Chat falls flat
KNOWN less-than-affectionately as chuggers (charity muggers) they’re the tin-rattling terrors who accost shoppers in the street asking for donations. The Diary has some sympathy for them, however, as they tend to get rejected and brushed aside more often than Boris Johnson at an EU summit.
The craftier chuggers are usually able to stop shoppers in their tracks with a memorable line of chat. Reader, Tom Wilson, saw one such attempt recently when a Buchanan Street chugger yelled cheerily at a passer-by dressed in a Tesco uniform: “There’s my favourite Tesco worker ever!” The favourite Tesco worker ever flashed daggers at the chugger and briskly walked on. Chugger/shopper relationships are notorious fickle in nature, alas, and we doubt this particular pair will be swapping Christmas cards two months from now.
Scots revision
EWAN McGregor is scarily successful at present, starring in Doctor Sleep, the sequel to 70s chiller, The Shining. The Scottish star plays the adult version of the wee lad from the original movie, and we hope Ewan got a chance to drive that funky little pedal-car made famous in the first flick. Furthermore we’d like to petition for sequels to be made of every major movie, with a Scottish angle in each production. For example, Downton Abbey, which is doing so well in cinemas right now, could have a follow-up where the posh aristocrats lose their dosh, give up the big house and move into a tenement in Glasgow city centre. Doon Toon Abbey, it’s bound to be a hit.
Hard to swallow
OUR run of silly sugar-coated stories continues with another tale from Deedee Cuddihy’s new book, Scottish Sweetie Addicts and Chocoholics.
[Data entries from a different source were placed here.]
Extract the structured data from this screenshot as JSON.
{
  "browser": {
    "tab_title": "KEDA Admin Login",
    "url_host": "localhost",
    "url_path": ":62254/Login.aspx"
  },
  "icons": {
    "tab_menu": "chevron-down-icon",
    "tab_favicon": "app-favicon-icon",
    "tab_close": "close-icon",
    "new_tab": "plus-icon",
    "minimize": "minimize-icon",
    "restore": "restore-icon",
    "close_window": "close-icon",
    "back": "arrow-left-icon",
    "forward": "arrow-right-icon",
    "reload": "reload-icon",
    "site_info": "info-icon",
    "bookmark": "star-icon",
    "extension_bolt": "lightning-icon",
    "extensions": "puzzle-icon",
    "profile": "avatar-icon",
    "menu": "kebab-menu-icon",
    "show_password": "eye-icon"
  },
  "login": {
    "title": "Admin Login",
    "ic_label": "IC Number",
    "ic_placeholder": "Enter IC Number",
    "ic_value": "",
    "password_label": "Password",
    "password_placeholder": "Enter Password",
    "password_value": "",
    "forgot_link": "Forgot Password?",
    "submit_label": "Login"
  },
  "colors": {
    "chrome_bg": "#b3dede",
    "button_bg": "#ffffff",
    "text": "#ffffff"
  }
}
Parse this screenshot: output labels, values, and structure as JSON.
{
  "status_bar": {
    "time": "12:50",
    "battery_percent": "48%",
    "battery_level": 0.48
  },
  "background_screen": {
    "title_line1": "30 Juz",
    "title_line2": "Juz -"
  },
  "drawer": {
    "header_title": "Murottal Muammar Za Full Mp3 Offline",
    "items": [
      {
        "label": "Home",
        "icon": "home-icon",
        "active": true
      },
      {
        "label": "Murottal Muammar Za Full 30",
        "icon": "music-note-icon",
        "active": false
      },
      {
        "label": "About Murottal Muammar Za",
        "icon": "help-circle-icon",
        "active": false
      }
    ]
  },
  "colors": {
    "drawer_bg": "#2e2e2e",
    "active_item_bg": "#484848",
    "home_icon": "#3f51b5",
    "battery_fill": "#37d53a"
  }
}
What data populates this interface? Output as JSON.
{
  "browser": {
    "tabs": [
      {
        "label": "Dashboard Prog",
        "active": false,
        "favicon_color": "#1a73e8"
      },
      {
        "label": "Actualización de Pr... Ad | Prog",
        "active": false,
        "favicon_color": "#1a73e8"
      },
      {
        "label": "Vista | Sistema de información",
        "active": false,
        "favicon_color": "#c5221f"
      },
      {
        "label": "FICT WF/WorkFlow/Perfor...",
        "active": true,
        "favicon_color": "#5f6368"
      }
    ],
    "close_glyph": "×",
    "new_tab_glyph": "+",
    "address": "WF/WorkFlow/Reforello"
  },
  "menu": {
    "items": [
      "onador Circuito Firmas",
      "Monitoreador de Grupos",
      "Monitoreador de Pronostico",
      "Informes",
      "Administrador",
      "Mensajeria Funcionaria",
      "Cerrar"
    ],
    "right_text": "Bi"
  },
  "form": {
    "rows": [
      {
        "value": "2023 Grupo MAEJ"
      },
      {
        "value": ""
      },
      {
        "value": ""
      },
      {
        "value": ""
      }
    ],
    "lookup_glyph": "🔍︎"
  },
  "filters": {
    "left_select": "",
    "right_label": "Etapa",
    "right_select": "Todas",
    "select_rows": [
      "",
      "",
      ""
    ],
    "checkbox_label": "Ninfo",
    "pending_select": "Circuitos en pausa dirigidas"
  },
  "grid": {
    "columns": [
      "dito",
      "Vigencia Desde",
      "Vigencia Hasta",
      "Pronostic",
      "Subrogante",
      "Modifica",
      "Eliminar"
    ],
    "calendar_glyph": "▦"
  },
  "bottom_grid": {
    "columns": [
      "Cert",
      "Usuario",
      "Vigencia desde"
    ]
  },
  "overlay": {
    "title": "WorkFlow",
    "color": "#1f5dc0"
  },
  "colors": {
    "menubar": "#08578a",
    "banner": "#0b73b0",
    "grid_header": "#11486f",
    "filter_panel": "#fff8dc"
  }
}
A contributor to the volume recalls her mother-in-law once attending a concert at St Andrew’s Halls in Glasgow when a woman behind her started having a coughing fit. She turned around and discreetly passed the cacophonous cougher what she thought was a mint imperial she’d found in her pocket. She heard the woman spluttering a bit, and during the interval was told: “That was a mothball you gave me, not a mint!”
Stand-up stands down
YET again the Diary’s first with the major exclusives as we bring you the news that comedian Limmy has a shock announcement: “I have decided to not stand at the forthcoming General Election,” he reveals. Now if only a certain number of parliamentarians (650 in total) would make similar statements, we might get an election result the entire country could rally round.
Blow for Uni
SIR Alex Ferguson has donated his memorabilia to Glasgow Caledonian University’s library. Does this mean the uni is now in possession of Sir Alex’s fabled hairdryer?